Krankenhauspersonal überfordert
Obwohl das Flüchtlingsabkommen zwischen der EU und der Türkei die Menschen daran hindert, die griechischen Inseln zu verlassen, können Flüchtlinge bei einem medizinischen Notfall in ein Krankenhaus nach Athen gebracht werden. "Jeder behauptet deshalb, dass er unter einer schweren Erkrankung leidet", klagt Krankenhausleiter Nikos Kaklamanis gegenüber der DW. "Das bedeutet, dass eine große Anzahl von Patienten untersucht werden muss - und das kann zu Chaos führen. Immer wieder kann es passieren, dass ein Patient deshalb nicht die angemessene Aufmerksamkeit erhält." Laut "Ärzte ohne Grenzen" (MSF) leiden viele der Flüchtlinge zudem an Depressionen. In der vergangenen Woche gab es einen bestätigten Selbstmordversuch unter den Flüchtlingen.
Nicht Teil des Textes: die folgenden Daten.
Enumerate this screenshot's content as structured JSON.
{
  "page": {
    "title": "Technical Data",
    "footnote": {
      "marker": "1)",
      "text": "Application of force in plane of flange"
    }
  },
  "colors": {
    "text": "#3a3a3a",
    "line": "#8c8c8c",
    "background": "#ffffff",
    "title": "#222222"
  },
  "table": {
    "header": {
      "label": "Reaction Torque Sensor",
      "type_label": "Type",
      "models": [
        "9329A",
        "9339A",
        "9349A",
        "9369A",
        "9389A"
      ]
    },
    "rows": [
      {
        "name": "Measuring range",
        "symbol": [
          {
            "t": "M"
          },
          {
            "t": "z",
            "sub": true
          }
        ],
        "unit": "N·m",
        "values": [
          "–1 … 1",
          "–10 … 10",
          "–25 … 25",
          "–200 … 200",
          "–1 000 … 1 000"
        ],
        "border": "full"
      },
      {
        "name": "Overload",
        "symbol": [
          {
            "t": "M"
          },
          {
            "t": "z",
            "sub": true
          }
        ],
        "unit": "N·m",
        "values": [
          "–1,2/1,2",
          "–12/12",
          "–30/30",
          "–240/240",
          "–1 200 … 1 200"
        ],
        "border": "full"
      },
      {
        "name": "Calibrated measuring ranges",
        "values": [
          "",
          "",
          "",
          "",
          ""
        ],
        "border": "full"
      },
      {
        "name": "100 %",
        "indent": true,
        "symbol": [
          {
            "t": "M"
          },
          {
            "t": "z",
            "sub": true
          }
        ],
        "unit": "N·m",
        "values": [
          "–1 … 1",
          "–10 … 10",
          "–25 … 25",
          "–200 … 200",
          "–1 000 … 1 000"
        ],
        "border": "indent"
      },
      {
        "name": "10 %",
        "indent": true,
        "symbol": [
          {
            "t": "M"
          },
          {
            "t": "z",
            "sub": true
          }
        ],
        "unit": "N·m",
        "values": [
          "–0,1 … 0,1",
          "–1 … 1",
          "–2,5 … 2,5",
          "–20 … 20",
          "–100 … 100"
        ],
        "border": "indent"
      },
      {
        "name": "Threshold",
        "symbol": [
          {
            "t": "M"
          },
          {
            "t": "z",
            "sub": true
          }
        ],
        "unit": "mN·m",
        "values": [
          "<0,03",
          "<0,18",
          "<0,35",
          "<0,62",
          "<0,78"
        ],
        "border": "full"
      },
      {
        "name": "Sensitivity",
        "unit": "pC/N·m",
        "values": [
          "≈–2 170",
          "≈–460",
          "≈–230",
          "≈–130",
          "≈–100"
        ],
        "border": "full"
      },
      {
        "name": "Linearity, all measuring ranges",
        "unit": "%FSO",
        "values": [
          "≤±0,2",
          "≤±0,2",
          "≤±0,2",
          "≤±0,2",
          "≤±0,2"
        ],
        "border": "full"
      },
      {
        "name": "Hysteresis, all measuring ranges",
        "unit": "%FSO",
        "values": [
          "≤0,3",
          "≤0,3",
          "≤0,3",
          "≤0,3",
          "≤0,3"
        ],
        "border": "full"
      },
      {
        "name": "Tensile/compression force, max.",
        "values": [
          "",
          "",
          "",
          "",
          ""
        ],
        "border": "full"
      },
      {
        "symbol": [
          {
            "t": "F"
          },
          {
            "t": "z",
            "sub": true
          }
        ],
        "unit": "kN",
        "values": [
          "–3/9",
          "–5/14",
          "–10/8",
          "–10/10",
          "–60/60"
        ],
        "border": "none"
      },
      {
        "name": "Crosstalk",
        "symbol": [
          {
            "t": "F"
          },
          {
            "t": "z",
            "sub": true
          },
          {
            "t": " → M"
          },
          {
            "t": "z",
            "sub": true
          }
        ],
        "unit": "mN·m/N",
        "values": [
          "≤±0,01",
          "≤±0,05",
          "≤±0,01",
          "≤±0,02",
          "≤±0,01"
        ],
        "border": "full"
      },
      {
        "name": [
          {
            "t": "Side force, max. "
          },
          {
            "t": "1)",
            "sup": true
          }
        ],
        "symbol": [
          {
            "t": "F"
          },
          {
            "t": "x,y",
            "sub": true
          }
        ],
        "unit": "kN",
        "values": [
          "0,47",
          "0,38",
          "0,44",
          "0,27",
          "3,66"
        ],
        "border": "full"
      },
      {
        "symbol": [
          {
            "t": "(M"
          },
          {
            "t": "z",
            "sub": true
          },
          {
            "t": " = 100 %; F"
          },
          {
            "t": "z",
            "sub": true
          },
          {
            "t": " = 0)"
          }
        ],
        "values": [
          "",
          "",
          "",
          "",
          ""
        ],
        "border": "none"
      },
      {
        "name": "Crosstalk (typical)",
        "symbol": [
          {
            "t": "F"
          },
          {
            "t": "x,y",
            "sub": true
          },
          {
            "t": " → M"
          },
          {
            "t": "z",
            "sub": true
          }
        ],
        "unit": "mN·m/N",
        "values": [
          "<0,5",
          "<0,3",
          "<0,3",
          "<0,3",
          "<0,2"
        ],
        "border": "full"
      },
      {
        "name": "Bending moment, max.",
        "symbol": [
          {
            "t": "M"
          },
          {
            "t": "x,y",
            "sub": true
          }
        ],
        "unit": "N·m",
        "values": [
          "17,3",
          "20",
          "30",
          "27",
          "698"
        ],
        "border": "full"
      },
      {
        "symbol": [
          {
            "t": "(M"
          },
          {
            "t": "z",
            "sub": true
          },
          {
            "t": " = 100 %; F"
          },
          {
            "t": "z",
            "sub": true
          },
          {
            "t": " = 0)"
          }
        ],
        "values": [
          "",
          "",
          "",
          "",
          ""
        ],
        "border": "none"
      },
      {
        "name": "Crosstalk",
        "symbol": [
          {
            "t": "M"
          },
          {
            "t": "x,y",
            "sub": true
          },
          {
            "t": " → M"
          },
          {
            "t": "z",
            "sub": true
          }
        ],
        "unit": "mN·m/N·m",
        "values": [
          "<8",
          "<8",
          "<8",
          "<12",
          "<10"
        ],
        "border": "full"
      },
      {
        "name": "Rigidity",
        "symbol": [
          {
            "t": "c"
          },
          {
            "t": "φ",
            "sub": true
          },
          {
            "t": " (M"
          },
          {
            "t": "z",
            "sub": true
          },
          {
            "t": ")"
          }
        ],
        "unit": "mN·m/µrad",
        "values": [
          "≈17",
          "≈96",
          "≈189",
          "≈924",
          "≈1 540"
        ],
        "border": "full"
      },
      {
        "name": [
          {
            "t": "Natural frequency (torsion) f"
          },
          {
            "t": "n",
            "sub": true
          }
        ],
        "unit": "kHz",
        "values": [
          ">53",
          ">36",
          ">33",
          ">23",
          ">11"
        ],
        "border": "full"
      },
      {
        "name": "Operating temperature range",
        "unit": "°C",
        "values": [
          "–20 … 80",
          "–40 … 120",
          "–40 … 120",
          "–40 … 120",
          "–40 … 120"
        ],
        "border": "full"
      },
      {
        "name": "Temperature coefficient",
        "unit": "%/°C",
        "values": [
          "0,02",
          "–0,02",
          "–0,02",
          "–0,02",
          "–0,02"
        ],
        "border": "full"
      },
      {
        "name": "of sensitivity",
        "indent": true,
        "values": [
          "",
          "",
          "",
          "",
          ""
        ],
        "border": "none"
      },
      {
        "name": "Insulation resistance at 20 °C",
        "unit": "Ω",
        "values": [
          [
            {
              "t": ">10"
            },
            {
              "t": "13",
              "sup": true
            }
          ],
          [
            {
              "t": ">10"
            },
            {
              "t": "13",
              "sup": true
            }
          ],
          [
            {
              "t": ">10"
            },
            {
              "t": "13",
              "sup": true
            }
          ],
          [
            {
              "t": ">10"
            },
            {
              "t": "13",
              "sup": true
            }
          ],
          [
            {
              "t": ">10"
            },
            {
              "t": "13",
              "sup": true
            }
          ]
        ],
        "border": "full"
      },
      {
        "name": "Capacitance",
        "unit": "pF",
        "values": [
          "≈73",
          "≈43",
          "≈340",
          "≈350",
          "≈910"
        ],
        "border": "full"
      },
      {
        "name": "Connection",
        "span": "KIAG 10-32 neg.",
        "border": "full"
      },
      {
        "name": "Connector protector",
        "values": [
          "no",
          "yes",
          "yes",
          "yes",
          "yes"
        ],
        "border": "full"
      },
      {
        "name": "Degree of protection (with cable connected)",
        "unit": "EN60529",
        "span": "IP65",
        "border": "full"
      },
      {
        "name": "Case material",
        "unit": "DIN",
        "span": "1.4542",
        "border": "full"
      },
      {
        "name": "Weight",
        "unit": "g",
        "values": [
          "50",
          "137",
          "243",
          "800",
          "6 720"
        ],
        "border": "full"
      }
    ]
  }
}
Trotz aller Widrigkeiten: Die von der DW interviewten Flüchtlinge geben Griechenland keine Schuld für diese Zerreißprobe. Ahmad glaubt, dass Griechenland vor schwierigen Zeiten steht - und möchte dem Land etwas zurückgeben: "Wenn wir wenigstens arbeiten könnten!" Er hatte Betriebswirtschaft studiert, bevor er Syrien verließ. Das Schwierigste für ihn derzeit: Dass er nicht arbeiten und seine Ausbildung fortsetzen darf.
Auch Mohammeds Situation ist keine einfache. Er stammt nicht aus Syrien, seine Asylchancen seien deshalb geringer als Ahmads: "Vor ein paar Monaten waren wir noch Flüchtlinge, jetzt sind wir keine mehr. Jedes Land schaut auf seine eigenen Interessen. Aber wenn du Wurzeln irgendwo hast, warum solltest du deine Heimat jemals verlassen? Es ist der Krieg, der dich zu einem Flüchtling macht."